|Matthew Henry's Concise Commentary|
5:17-27 Eliphaz gives to Job a word of caution and exhortation: Despise not thou the chastening of the Almighty. Call it a chastening, which comes from the Father's love, and is for the child's good; and notice it as a messenger from Heaven. Eliphaz also encourages Job to submit to his condition. A good man is happy though he be afflicted, for he has not lost his enjoyment of God, nor his title to heaven; nay, he is happy because he is afflicted. Correction mortifies his corruptions, weans his heart from the world, draws him nearer to God, brings him to his Bible, brings him to his knees. Though God wounds, yet he supports his people under afflictions, and in due time delivers them. Making a wound is sometimes part of a cure. Eliphaz gives Job precious promises of what God would do for him, if he humbled himself. Whatever troubles good men may be in, they shall do them no real harm. Being kept from sin, they are kept from the evil of trouble. And if the servants of Christ are not delivered from outward troubles, they are delivered by them, and while overcome by one trouble, they conquer all. Whatever is maliciously said against them shall not hurt them. They shall have wisdom and grace to manage their concerns. The greatest blessing, both in our employments and in our enjoyments, is to be kept from sin. They shall finish their course with joy and honour. That man lives long enough who has done his work, and is fit for another world. It is a mercy to die seasonably, as the corn is cut and housed when fully ripe; not till then, but then not suffered to stand any longer. Our times are in God's hands; it is well they are so. Believers are not to expect great wealth, long life, or to be free from trials. But all will be ordered for the best. And remark from Job's history, that steadiness of mind and heart under trial, is one of the highest attainments of faith. There is little exercise for faith when all things go well. But if God raises a storm, permits the enemy to send wave after wave, and seemingly stands aloof from our prayers, then, still to hang on and trust God, when we cannot trace him, this is the patience of the saints. Blessed Saviour! how sweet it is to look unto thee, the Author and Finisher of faith, in such moments!
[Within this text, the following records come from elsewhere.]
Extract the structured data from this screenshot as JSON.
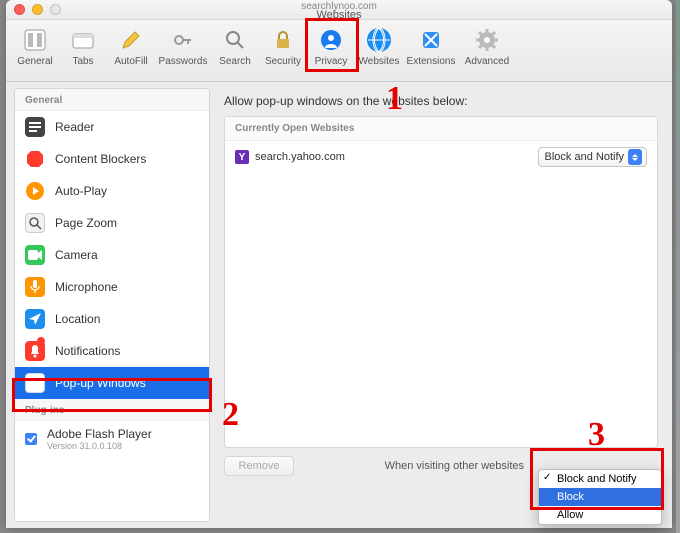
{
  "window": {
    "supertitle": "searchlynoo.com",
    "title": "Websites"
  },
  "toolbar": [
    {
      "id": "general",
      "label": "General"
    },
    {
      "id": "tabs",
      "label": "Tabs"
    },
    {
      "id": "autofill",
      "label": "AutoFill"
    },
    {
      "id": "passwords",
      "label": "Passwords"
    },
    {
      "id": "search",
      "label": "Search"
    },
    {
      "id": "security",
      "label": "Security"
    },
    {
      "id": "privacy",
      "label": "Privacy"
    },
    {
      "id": "websites",
      "label": "Websites"
    },
    {
      "id": "extensions",
      "label": "Extensions"
    },
    {
      "id": "advanced",
      "label": "Advanced"
    }
  ],
  "sidebar": {
    "sections": {
      "general": {
        "header": "General",
        "items": [
          {
            "id": "reader",
            "label": "Reader"
          },
          {
            "id": "content-blockers",
            "label": "Content Blockers"
          },
          {
            "id": "auto-play",
            "label": "Auto-Play"
          },
          {
            "id": "page-zoom",
            "label": "Page Zoom"
          },
          {
            "id": "camera",
            "label": "Camera"
          },
          {
            "id": "microphone",
            "label": "Microphone"
          },
          {
            "id": "location",
            "label": "Location"
          },
          {
            "id": "notifications",
            "label": "Notifications"
          },
          {
            "id": "popup-windows",
            "label": "Pop-up Windows",
            "selected": true
          }
        ]
      },
      "plugins": {
        "header": "Plug-ins",
        "items": [
          {
            "id": "flash",
            "label": "Adobe Flash Player",
            "sub": "Version 31.0.0.108",
            "checked": true
          }
        ]
      }
    }
  },
  "main": {
    "title": "Allow pop-up windows on the websites below:",
    "list_header": "Currently Open Websites",
    "rows": [
      {
        "site": "search.yahoo.com",
        "setting": "Block and Notify"
      }
    ],
    "remove_label": "Remove",
    "footer_label": "When visiting other websites",
    "dropdown": {
      "options": [
        "Block and Notify",
        "Block",
        "Allow"
      ],
      "checked": "Block and Notify",
      "highlighted": "Block"
    }
  },
  "annotations": {
    "n1": "1",
    "n2": "2",
    "n3": "3"
  }
}
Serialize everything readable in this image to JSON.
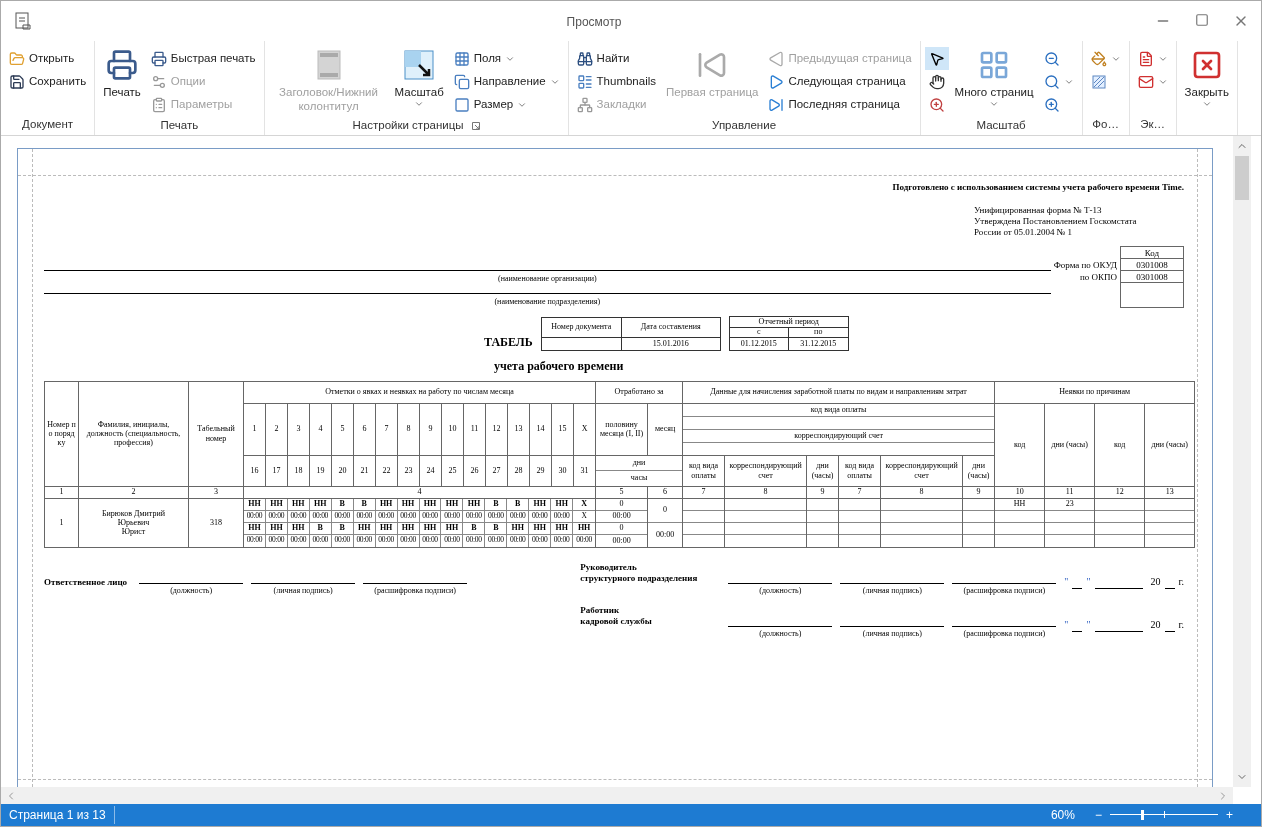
{
  "window": {
    "title": "Просмотр"
  },
  "ribbon": {
    "groups": [
      {
        "label": "Документ",
        "items": [
          {
            "kind": "small",
            "label": "Открыть",
            "disabled": false
          },
          {
            "kind": "small",
            "label": "Сохранить",
            "disabled": false
          }
        ]
      },
      {
        "label": "Печать",
        "items": [
          {
            "kind": "large",
            "label": "Печать",
            "disabled": false
          },
          {
            "kind": "small",
            "label": "Быстрая печать",
            "disabled": false
          },
          {
            "kind": "small",
            "label": "Опции",
            "disabled": true
          },
          {
            "kind": "small",
            "label": "Параметры",
            "disabled": true
          }
        ]
      },
      {
        "label": "Настройки страницы",
        "launcher": true,
        "items": [
          {
            "kind": "large",
            "label": "Заголовок/Нижний колонтитул",
            "disabled": true
          },
          {
            "kind": "large",
            "label": "Масштаб",
            "disabled": false,
            "dropdown": true
          },
          {
            "kind": "small",
            "label": "Поля",
            "disabled": false,
            "dropdown": true
          },
          {
            "kind": "small",
            "label": "Направление",
            "disabled": false,
            "dropdown": true
          },
          {
            "kind": "small",
            "label": "Размер",
            "disabled": false,
            "dropdown": true
          }
        ]
      },
      {
        "label": "Управление",
        "items": [
          {
            "kind": "small",
            "label": "Найти",
            "disabled": false
          },
          {
            "kind": "small",
            "label": "Thumbnails",
            "disabled": false
          },
          {
            "kind": "small",
            "label": "Закладки",
            "disabled": true
          },
          {
            "kind": "large",
            "label": "Первая страница",
            "disabled": true
          },
          {
            "kind": "small",
            "label": "Предыдущая страница",
            "disabled": true
          },
          {
            "kind": "small",
            "label": "Следующая страница",
            "disabled": false
          },
          {
            "kind": "small",
            "label": "Последняя страница",
            "disabled": false
          }
        ]
      },
      {
        "label": "Масштаб",
        "items": [
          {
            "kind": "icon",
            "selected": true
          },
          {
            "kind": "icon",
            "selected": false
          },
          {
            "kind": "icon",
            "selected": false
          },
          {
            "kind": "large",
            "label": "Много страниц",
            "disabled": false,
            "dropdown": true
          },
          {
            "kind": "icon"
          },
          {
            "kind": "icon",
            "dropdown": true
          },
          {
            "kind": "icon"
          }
        ]
      },
      {
        "label": "Фо…",
        "items": [
          {
            "kind": "icon",
            "dropdown": true
          },
          {
            "kind": "icon"
          }
        ]
      },
      {
        "label": "Эк…",
        "items": [
          {
            "kind": "icon",
            "dropdown": true
          },
          {
            "kind": "icon",
            "dropdown": true
          }
        ]
      },
      {
        "items": [
          {
            "kind": "large",
            "label": "Закрыть",
            "disabled": false,
            "dropdown": true
          }
        ]
      }
    ]
  },
  "timesheet": {
    "prepared_note": "Подготовлено с использованием системы учета рабочего времени Time.",
    "form_info": [
      "Унифицированная форма № Т-13",
      "Утверждена Постановлением Госкомстата",
      "России от 05.01.2004 № 1"
    ],
    "code_box": {
      "header": "Код",
      "rows": [
        {
          "label": "Форма по ОКУД",
          "value": "0301008"
        },
        {
          "label": "по ОКПО",
          "value": "0301008"
        }
      ]
    },
    "org_caption": "(наименование организации)",
    "dept_caption": "(наименование подразделения)",
    "doc_box": {
      "number_label": "Номер документа",
      "date_label": "Дата составления",
      "date": "15.01.2016"
    },
    "period_box": {
      "title": "Отчетный период",
      "from_label": "с",
      "to_label": "по",
      "from": "01.12.2015",
      "to": "31.12.2015"
    },
    "title": "ТАБЕЛЬ",
    "subtitle": "учета рабочего времени",
    "table": {
      "head": {
        "number": "Номер по порядку",
        "name": "Фамилия, инициалы, должность (специальность, профессия)",
        "tab_number": "Табельный номер",
        "marks_title": "Отметки о явках и неявках на работу по числам месяца",
        "days_first": [
          "1",
          "2",
          "3",
          "4",
          "5",
          "6",
          "7",
          "8",
          "9",
          "10",
          "11",
          "12",
          "13",
          "14",
          "15",
          "X"
        ],
        "days_second": [
          "16",
          "17",
          "18",
          "19",
          "20",
          "21",
          "22",
          "23",
          "24",
          "25",
          "26",
          "27",
          "28",
          "29",
          "30",
          "31"
        ],
        "worked_title": "Отработано за",
        "half_month": "половину месяца (I, II)",
        "month": "месяц",
        "days_label": "дни",
        "hours_label": "часы",
        "pay_title": "Данные для начисления заработной платы по видам и направлениям затрат",
        "pay_code": "код вида оплаты",
        "pay_account": "корреспондирующий счет",
        "pay_subcols": [
          "код вида оплаты",
          "корреспондирующий счет",
          "дни (часы)",
          "код вида оплаты",
          "корреспондирующий счет",
          "дни (часы)"
        ],
        "absence_title": "Неявки по причинам",
        "absence_cols": [
          "код",
          "дни (часы)",
          "код",
          "дни (часы)"
        ]
      },
      "numbers": [
        "1",
        "2",
        "3",
        "4",
        "5",
        "6",
        "7",
        "8",
        "9",
        "7",
        "8",
        "9",
        "10",
        "11",
        "12",
        "13"
      ],
      "rows": [
        {
          "num": "1",
          "name_lines": [
            "Бирюков Дмитрий",
            "Юрьевич",
            "Юрист"
          ],
          "tab_number": "318",
          "marks_first": [
            "НН",
            "НН",
            "НН",
            "НН",
            "В",
            "В",
            "НН",
            "НН",
            "НН",
            "НН",
            "НН",
            "В",
            "В",
            "НН",
            "НН",
            "X"
          ],
          "hours_first": [
            "00:00",
            "00:00",
            "00:00",
            "00:00",
            "00:00",
            "00:00",
            "00:00",
            "00:00",
            "00:00",
            "00:00",
            "00:00",
            "00:00",
            "00:00",
            "00:00",
            "00:00",
            "X"
          ],
          "marks_second": [
            "НН",
            "НН",
            "НН",
            "В",
            "В",
            "НН",
            "НН",
            "НН",
            "НН",
            "НН",
            "В",
            "В",
            "НН",
            "НН",
            "НН",
            "НН"
          ],
          "hours_second": [
            "00:00",
            "00:00",
            "00:00",
            "00:00",
            "00:00",
            "00:00",
            "00:00",
            "00:00",
            "00:00",
            "00:00",
            "00:00",
            "00:00",
            "00:00",
            "00:00",
            "00:00",
            "00:00"
          ],
          "half_values": [
            "0",
            "00:00",
            "0",
            "00:00"
          ],
          "month_values": [
            "0",
            "00:00"
          ],
          "absence": [
            {
              "code": "НН",
              "days": "23"
            }
          ]
        }
      ]
    },
    "signatures": {
      "left": {
        "label": "Ответственное лицо",
        "captions": [
          "(должность)",
          "(личная подпись)",
          "(расшифровка подписи)"
        ]
      },
      "right": [
        {
          "label_lines": [
            "Руководитель",
            "структурного подразделения"
          ],
          "captions": [
            "(должность)",
            "(личная подпись)",
            "(расшифровка подписи)"
          ],
          "date": {
            "quote_open": "\"",
            "quote_close": "\"",
            "century": "20",
            "year_suffix": "г."
          }
        },
        {
          "label_lines": [
            "Работник",
            "кадровой службы"
          ],
          "captions": [
            "(должность)",
            "(личная подпись)",
            "(расшифровка подписи)"
          ],
          "date": {
            "quote_open": "\"",
            "quote_close": "\"",
            "century": "20",
            "year_suffix": "г."
          }
        }
      ]
    }
  },
  "status_bar": {
    "page": "Страница 1 из 13",
    "zoom": "60%",
    "zoom_out": "−",
    "zoom_in": "+",
    "level": 0.3
  }
}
Verse 20. - In famine he shall redeem thee from death. Famine appears throughout the whole of Scripture as one of God's severest chastisements (see Leviticus 26:19, 20; Deuteronomy 28:22-24; 2 Samuel 21:1; 2 Samuel 24:13; 2 Kings 8:1; Psalm 105:16; Isaiah 14:30; Jeremiah 24:10; Revelation 18:8). Ezekiel speaks of "the sword, the famine the noisome beast, and the pestilence," as God's "four sore judgments" (Ezekiel 14:21). Miraculous deliverances from famine are related in Genesis 41:29-36; 1 Kings 17:10-16; 2 Kings 7:1-16. And in war from the power of the sword. In war God protects whom he will, and they seem to have charmed lives. They are covered with his feathers, and safe under his wings (Psalm 91:4).
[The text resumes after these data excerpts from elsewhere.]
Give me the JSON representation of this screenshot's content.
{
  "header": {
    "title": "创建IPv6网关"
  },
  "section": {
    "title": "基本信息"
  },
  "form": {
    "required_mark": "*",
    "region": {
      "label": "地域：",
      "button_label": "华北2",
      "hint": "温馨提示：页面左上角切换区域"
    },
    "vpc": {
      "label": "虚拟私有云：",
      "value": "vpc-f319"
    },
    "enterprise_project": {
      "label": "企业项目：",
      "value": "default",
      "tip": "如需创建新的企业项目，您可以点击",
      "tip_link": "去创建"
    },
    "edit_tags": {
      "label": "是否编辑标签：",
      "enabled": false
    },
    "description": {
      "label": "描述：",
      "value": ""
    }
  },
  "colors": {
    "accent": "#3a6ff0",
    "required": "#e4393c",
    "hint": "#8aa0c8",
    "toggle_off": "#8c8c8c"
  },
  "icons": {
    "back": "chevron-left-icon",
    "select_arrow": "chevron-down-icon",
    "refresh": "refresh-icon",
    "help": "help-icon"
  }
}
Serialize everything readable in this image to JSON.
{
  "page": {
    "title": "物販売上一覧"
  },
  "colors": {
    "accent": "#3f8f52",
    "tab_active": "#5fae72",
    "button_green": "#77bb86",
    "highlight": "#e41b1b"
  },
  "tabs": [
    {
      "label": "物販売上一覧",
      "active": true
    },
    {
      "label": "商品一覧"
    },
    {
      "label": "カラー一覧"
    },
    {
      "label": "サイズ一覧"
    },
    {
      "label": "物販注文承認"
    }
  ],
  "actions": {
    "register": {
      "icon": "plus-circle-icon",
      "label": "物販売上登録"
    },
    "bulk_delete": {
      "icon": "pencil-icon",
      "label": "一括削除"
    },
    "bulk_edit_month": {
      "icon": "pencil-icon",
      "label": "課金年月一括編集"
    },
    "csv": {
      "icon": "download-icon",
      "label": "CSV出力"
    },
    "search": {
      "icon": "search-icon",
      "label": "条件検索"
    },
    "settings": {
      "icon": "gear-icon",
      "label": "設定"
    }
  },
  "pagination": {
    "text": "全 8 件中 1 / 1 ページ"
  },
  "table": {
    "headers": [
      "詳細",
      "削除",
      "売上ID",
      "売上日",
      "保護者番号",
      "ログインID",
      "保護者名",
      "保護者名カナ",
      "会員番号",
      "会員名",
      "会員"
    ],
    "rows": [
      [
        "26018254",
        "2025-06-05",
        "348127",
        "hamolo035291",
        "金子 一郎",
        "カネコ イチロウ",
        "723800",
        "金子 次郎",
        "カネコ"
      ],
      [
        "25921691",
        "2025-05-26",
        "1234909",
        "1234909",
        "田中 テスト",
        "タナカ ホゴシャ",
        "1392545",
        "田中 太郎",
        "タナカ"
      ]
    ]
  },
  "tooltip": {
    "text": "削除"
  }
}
Gill's Exposition of the Entire Bible
In famine he shall redeem thee from death,.... In a time of extreme want of provisions, God so cares for his own dear people, that they shall not be starved to death by the famine; so in the famine in Egypt, which the Targum takes notice of, in the times of Abraham, and of Isaac, and of Jacob, and the patriarchs, there was food provided for them, so that they and their families were sustained, and perished not for lack of the necessaries of life: God sometimes goes out of his ordinary way, and works wonders for his poor and needy in distress, when they cry unto him; see Isaiah 41:17,
and in war from the power of the sword; or, "from the hands of the sword" (f): from swords in hand, when drawn, and men are ready to push with them with all their force; as he delivered and preserved Abraham from the sword of the four kings, when he waged war with them, Genesis 14:20; and the Israelites, in the war of Amalek, in the times of Moses, Exodus 17:8, which the Targum here refers to; and David from the harmful sword of Goliath, 1 Samuel 17:46, and others with whom he was concerned in war: and so the Lord covers the heads of his people in the day of battle oftentimes, when multitudes fall on their right hand and on their left.
(f) "de manu gladii", V. L. "e manibus gladii", Pagninus & Montanus, &c.
Jamieson-Fausset-Brown Bible Commentary
20. power—(Jer 5:12). Hebrew, "hands."
of the sword—(Eze 35:5, Margin). Hands are given to the sword personified as a living agent.